Il y avait déjà des étincelles dans l’air entre l’exécutif tunisien et l’Union européenne (UE) autour de l’enveloppe dévolue au combat contre la migration illégale, une affaire que Tunis a fini par assimiler à de l’aumône tant le dossier a traîné, avec les contre-parties qu’elle draine. Le président de la République, Kais Saied, a in fine refusé publiquement la “charité européenne” au nom de la dignité nationale. L’affaire est tellement sensible que même l’aide européenne de 60 millions d’euros, qui sur le papier n’a rien à voir avec le mémorandum d’entente sur la migration, a été prise dans la tempête. D’ailleurs l’affaire a valu au ministre de l’Economie Samir Saïed un mauvais quart d’heure dans le bureau du chef de l’Etat. Si quelqu’un est habilité à porter la voix de Tunis et à clarifier la posture du président c’est bien le chef de la diplomatie, Nabil Ammar. Il l’a fait dans le journal belge Le Soir ce lundi 9 octobre.

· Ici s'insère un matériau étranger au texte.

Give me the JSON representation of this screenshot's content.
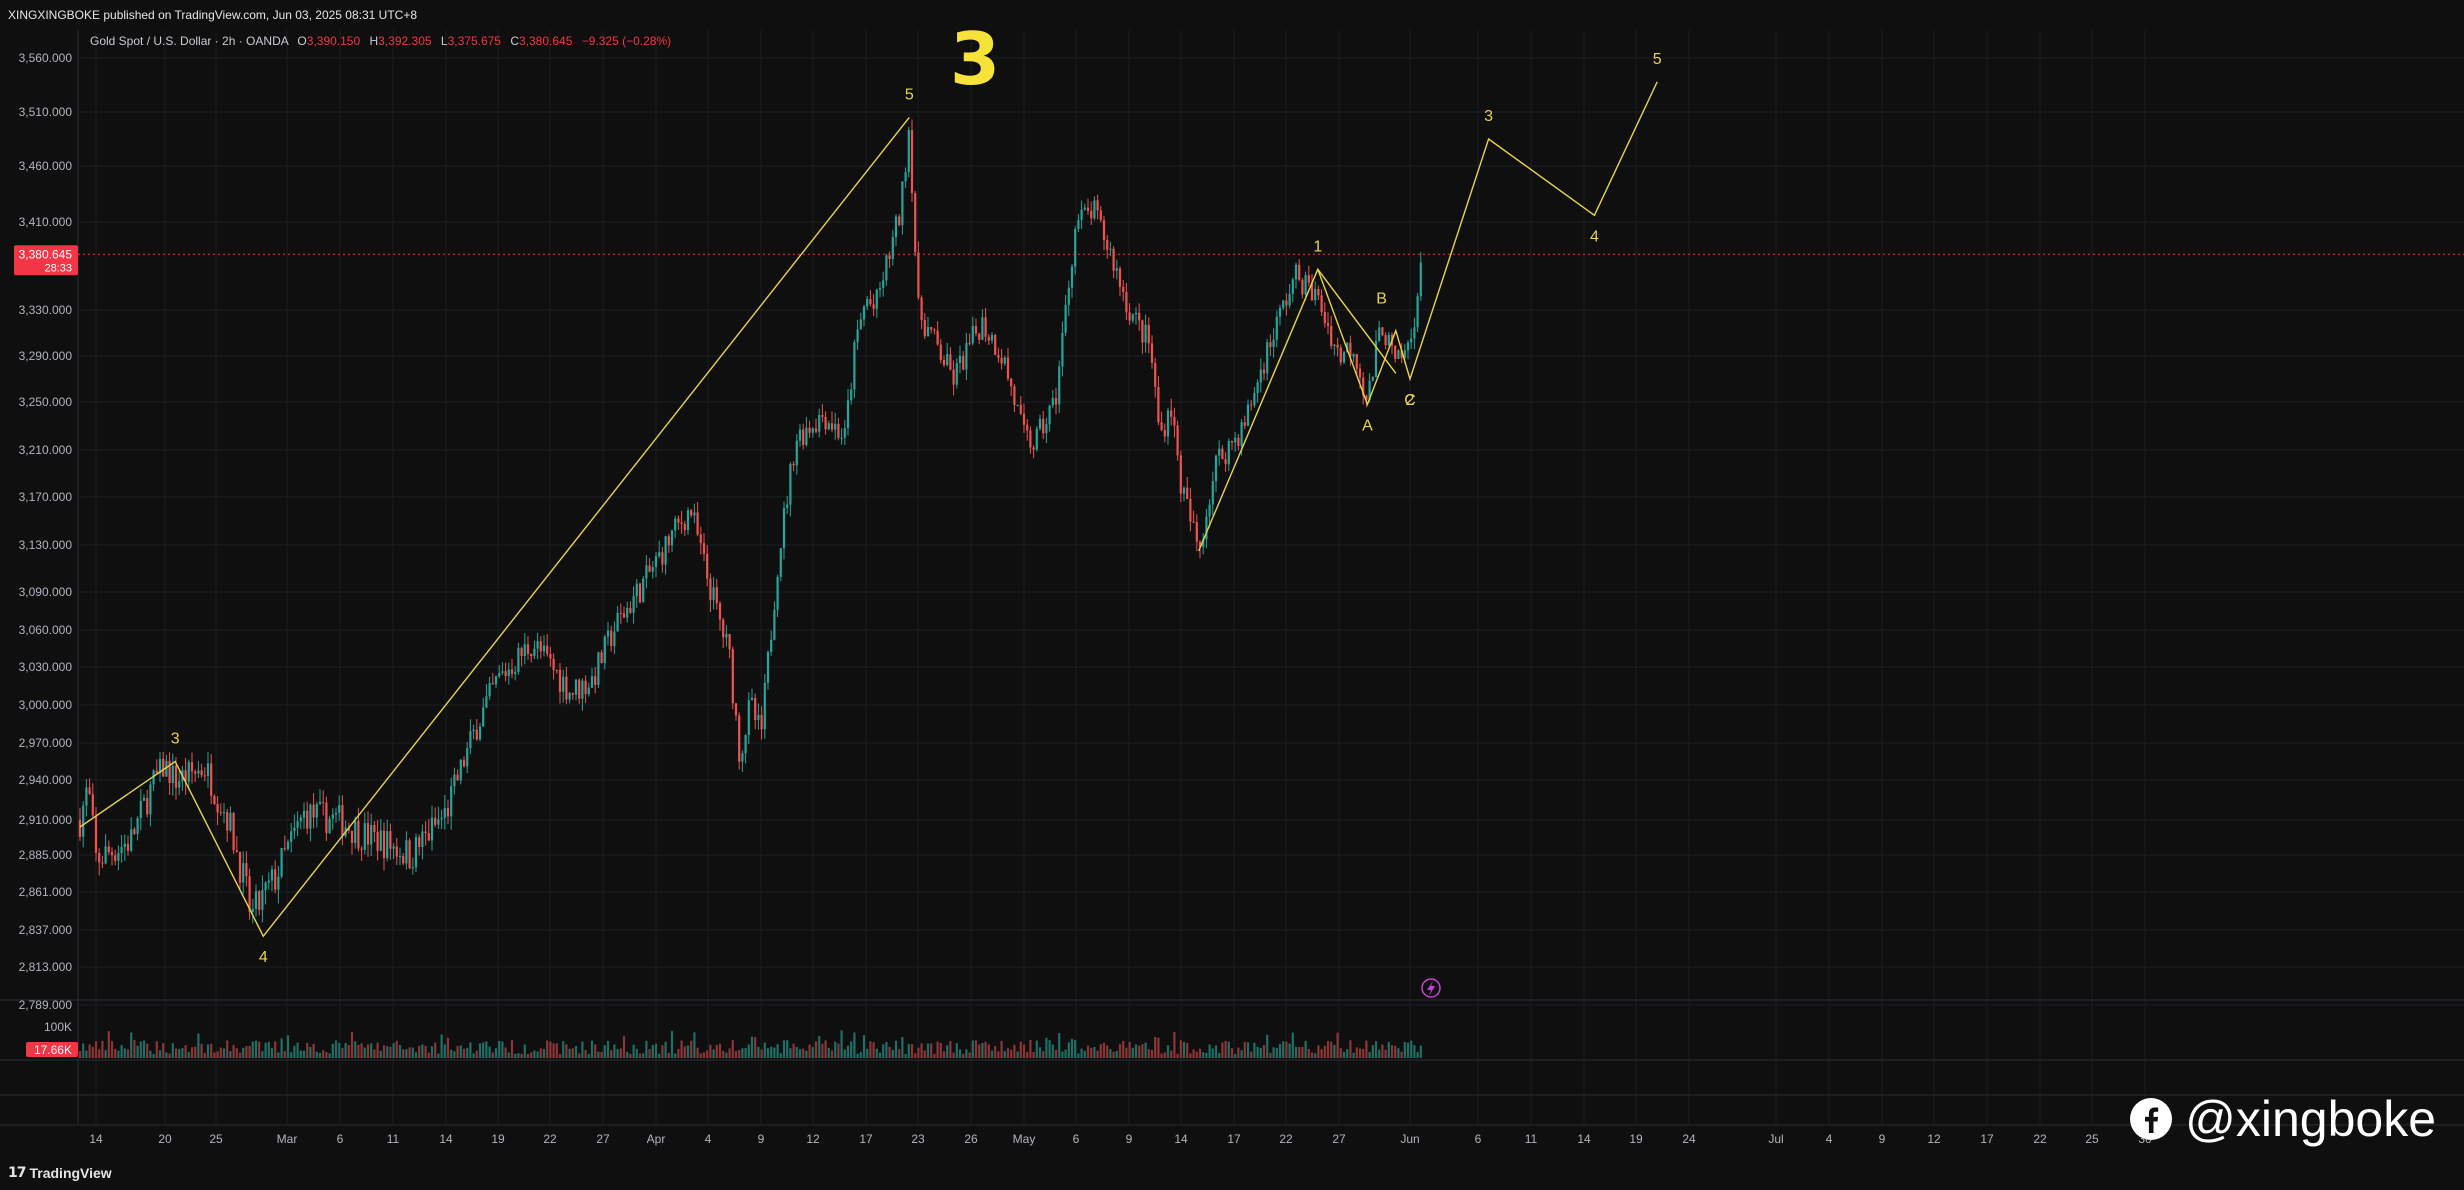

«Les Européens ne sont pas clairs, à divulguer des montants un coup par ci, un coup par là. Les gens ne se retrouvent plus dans ces enveloppes, qui sont dérisoires. Même si ce n’est pas un problème de montant. Mais les Européens n’arrivaient pas à comprendre un message que l’on a répété à plusieurs reprises : “Arrêtez d’avoir cette vision de ce partenariat, comme si nous étions à la merci de cette assistance. A chaque fois, vous répétez des messages qui ne sont pas dans l’esprit de ce mémorandum d’accord, un partenariat d’égal à égal, de respect mutuel.” C’est insultant et dégradant», a déclaré le ministre des Affaires étrangères.
«Il ne faut pas donner cette idée fausse, laisser penser que ce partenariat se réduit à “on vous donne quatre sous et vous faites la police en Méditerranée et vous retenez les migrants illégaux”, ce sont les Européens qui tenaient» à cet accord, a asséné Ammar. «On ne veut pas être indélicat, mais ils couraient après cet accord qu’on était content de passer puisque l’on considérait que ce qui était écrit convenait aux deux parties», a-t-il ajouté.

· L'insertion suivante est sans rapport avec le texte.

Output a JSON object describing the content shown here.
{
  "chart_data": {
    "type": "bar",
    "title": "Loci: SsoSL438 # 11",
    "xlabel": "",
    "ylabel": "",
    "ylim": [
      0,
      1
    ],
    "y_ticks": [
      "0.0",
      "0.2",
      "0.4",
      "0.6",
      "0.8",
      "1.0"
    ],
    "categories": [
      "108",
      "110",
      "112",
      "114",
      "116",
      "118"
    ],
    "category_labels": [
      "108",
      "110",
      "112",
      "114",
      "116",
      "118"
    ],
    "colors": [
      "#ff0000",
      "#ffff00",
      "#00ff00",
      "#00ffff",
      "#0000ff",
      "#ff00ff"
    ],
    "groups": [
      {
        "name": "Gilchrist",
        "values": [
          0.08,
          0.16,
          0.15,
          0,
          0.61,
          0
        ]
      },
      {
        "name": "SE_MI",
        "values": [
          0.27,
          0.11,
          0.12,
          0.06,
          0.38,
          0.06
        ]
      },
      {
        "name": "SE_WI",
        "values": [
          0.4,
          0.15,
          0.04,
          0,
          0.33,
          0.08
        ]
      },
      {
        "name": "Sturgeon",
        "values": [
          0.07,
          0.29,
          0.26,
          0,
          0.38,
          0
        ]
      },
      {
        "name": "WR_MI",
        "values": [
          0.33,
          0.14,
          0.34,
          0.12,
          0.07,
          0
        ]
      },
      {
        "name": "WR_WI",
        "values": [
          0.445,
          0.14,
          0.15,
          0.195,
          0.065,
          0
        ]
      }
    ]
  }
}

«Ils nous l’ont dit ! “On va changer, on vous a compris.” Mais les anciens réflexes, les comptes d’épicier ont immédiatement repris. Ce langage-là n’est plus acceptable», martèle-t-il. «Nous sommes comme le roseau, on plie mais on ne casse pas et ce serait bien que les partenaires se le mettent en tête», lance-t-il à qui veut l’entendre…

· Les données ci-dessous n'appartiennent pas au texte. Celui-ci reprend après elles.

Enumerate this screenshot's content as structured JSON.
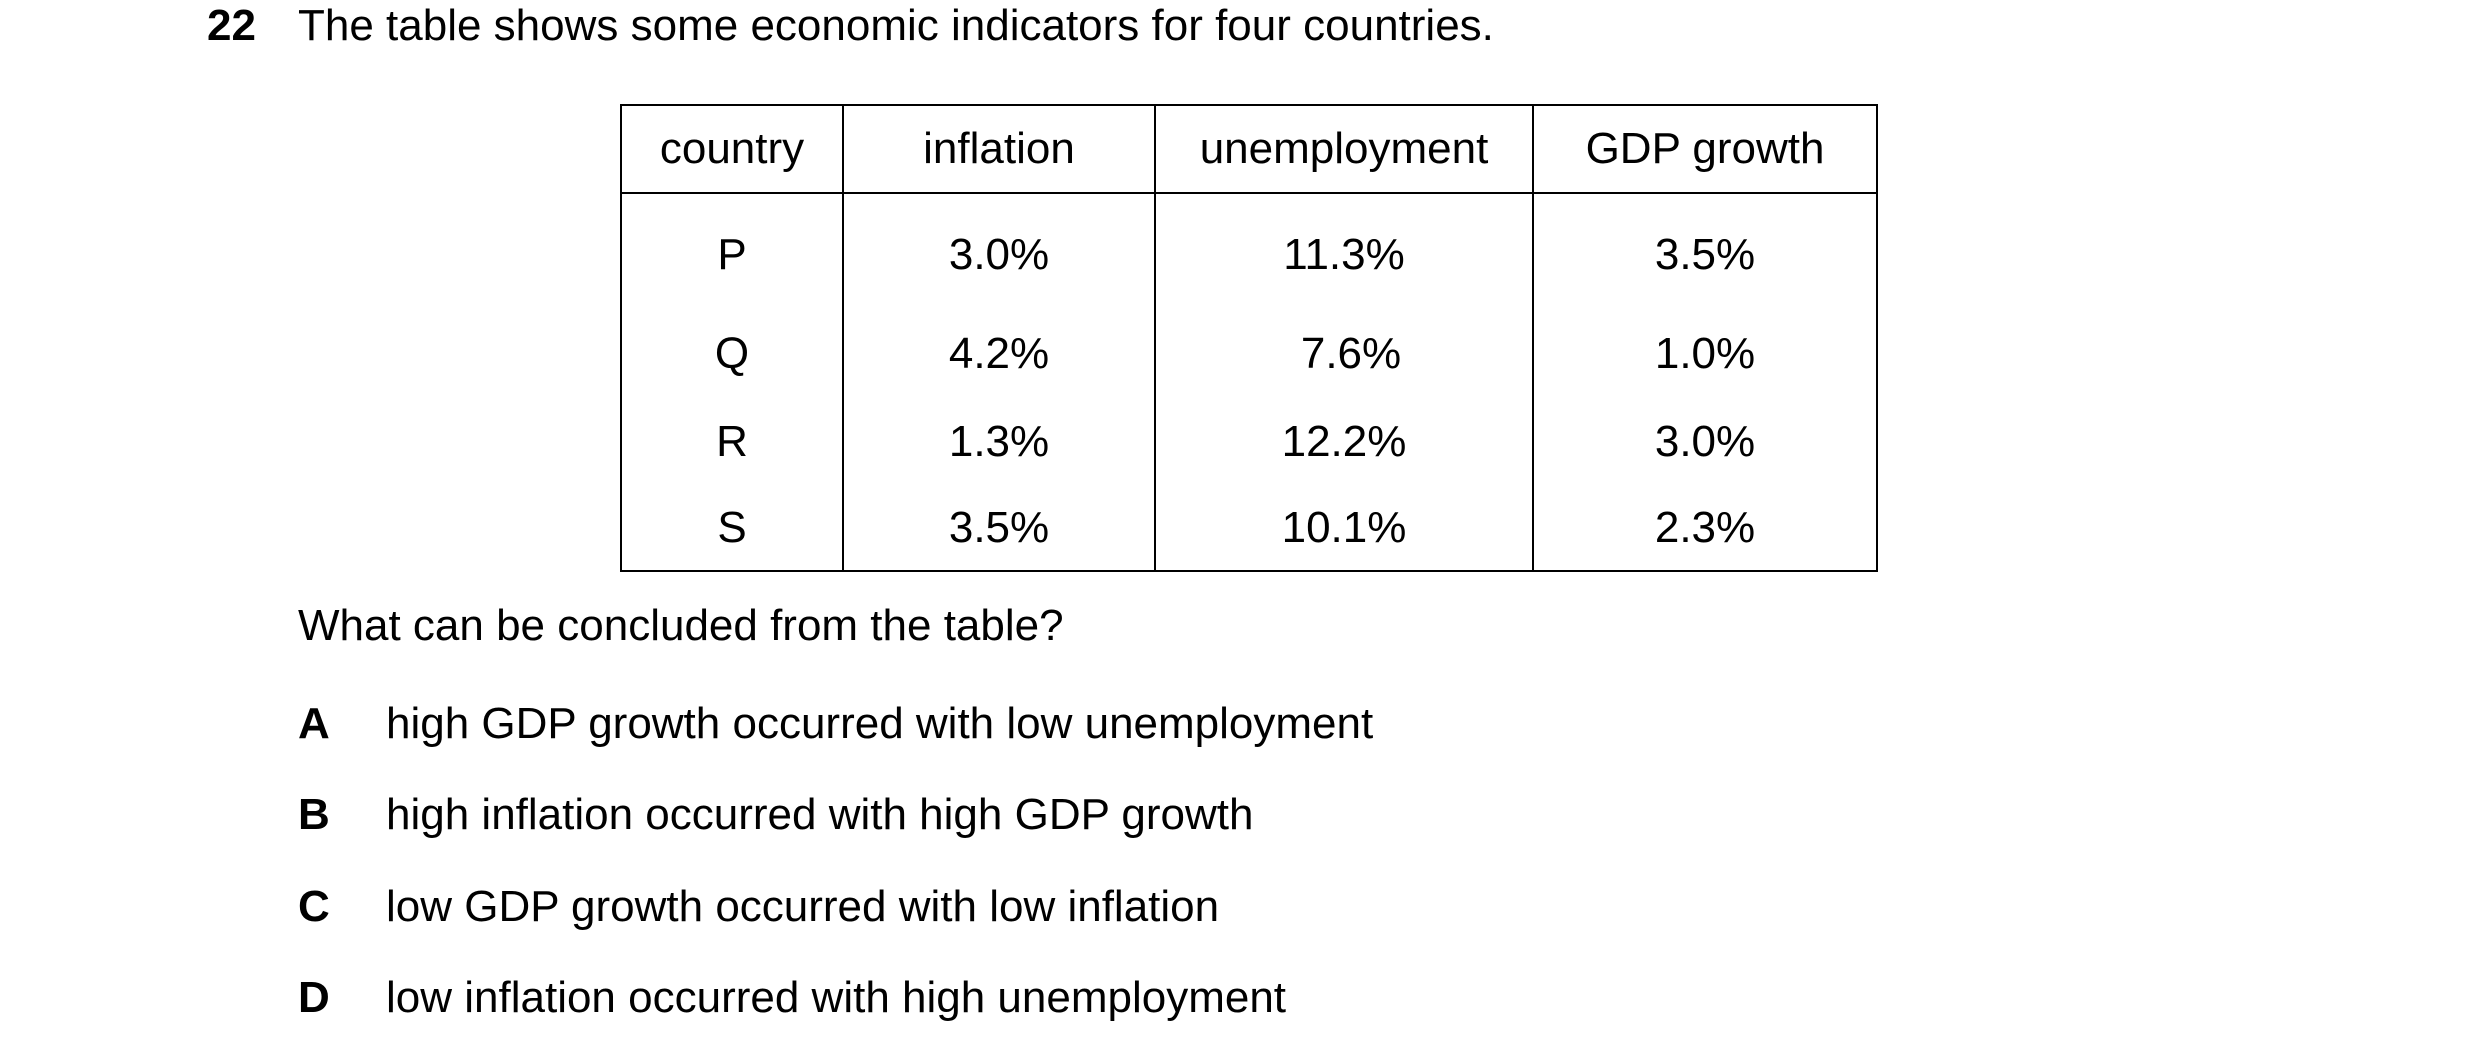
{
  "question": {
    "number": "22",
    "stem": "The table shows some economic indicators for four countries."
  },
  "table": {
    "headers": [
      "country",
      "inflation",
      "unemployment",
      "GDP growth"
    ],
    "rows": [
      [
        "P",
        "3.0%",
        "11.3%",
        "3.5%"
      ],
      [
        "Q",
        "4.2%",
        "7.6%",
        "1.0%"
      ],
      [
        "R",
        "1.3%",
        "12.2%",
        "3.0%"
      ],
      [
        "S",
        "3.5%",
        "10.1%",
        "2.3%"
      ]
    ]
  },
  "prompt": "What can be concluded from the table?",
  "options": [
    {
      "letter": "A",
      "text": "high GDP growth occurred with low unemployment"
    },
    {
      "letter": "B",
      "text": "high inflation occurred with high GDP growth"
    },
    {
      "letter": "C",
      "text": "low GDP growth occurred with low inflation"
    },
    {
      "letter": "D",
      "text": "low inflation occurred with high unemployment"
    }
  ]
}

Pourtant il affirme que le mémorandum d’entente signé en grande pompe à Tunis n’est pas jeté aux oubliettes, «pas du tout», soutient-il. «Cette crise est entièrement de leur part parce qu’ils n’ont pas voulu changer leur logiciel après le 16 juillet (date de signature du mémorandum, NDLR). Nous nous étions entendus sur un esprit nouveau», un partenariat d’égal à égal, rappelle-t-il. «Nous n’avons dévié du mémorandum d’accord, ni du dialogue stratégique. Ce sont les Européens qui ne s’entendent pas entre eux», clame-t-il.
«Je vais être gentil et je ne donnerai pas les noms. Nous savons qui est pour et qui est contre», ajoute Ammar…
Quant aux écarts sur les droits humains, ceux des migrants comme ceux des opposants, le chef de la diplomatie tunisienne déclare qu’il «n’y a pas eu un mot de critique (contre le régime tunisien, NDLR) dans ces longues réunions (avec l’UE, NDLR). C’est important de le noter (…). Pourquoi revenir aux anciens réflexes, aux comportements dégradants ? Il ne faut pas faire passer la Tunisie comme un pays qui vit de l’assistance. Cette assistance ne vaut rien par rapport aux dégâts causés par certains partenaires dans notre région. C’est d’ailleurs plutôt une réparation», dit-il.
Pas plus tard que le 22 septembre dernier la présidente de la Commission européenne, Ursula von der Leyen, a défendu la nécessité pour l’UE de tenir dans les plus brefs délais ses engagements financiers auprès de la Tunisie, sans les saillies habituelles sur la démocratie et les droits de l’Homme. La conviction ferme de Mme von der Leyen – la cheffe du gouvernement italien est passée par là – c’est qu’il faut signer des chèques sans faire de chichis. Mais ce n’est pas l’avis de certains Etats-membres de l’UE, dont la Belgique. Bref, la machine s’est grippée.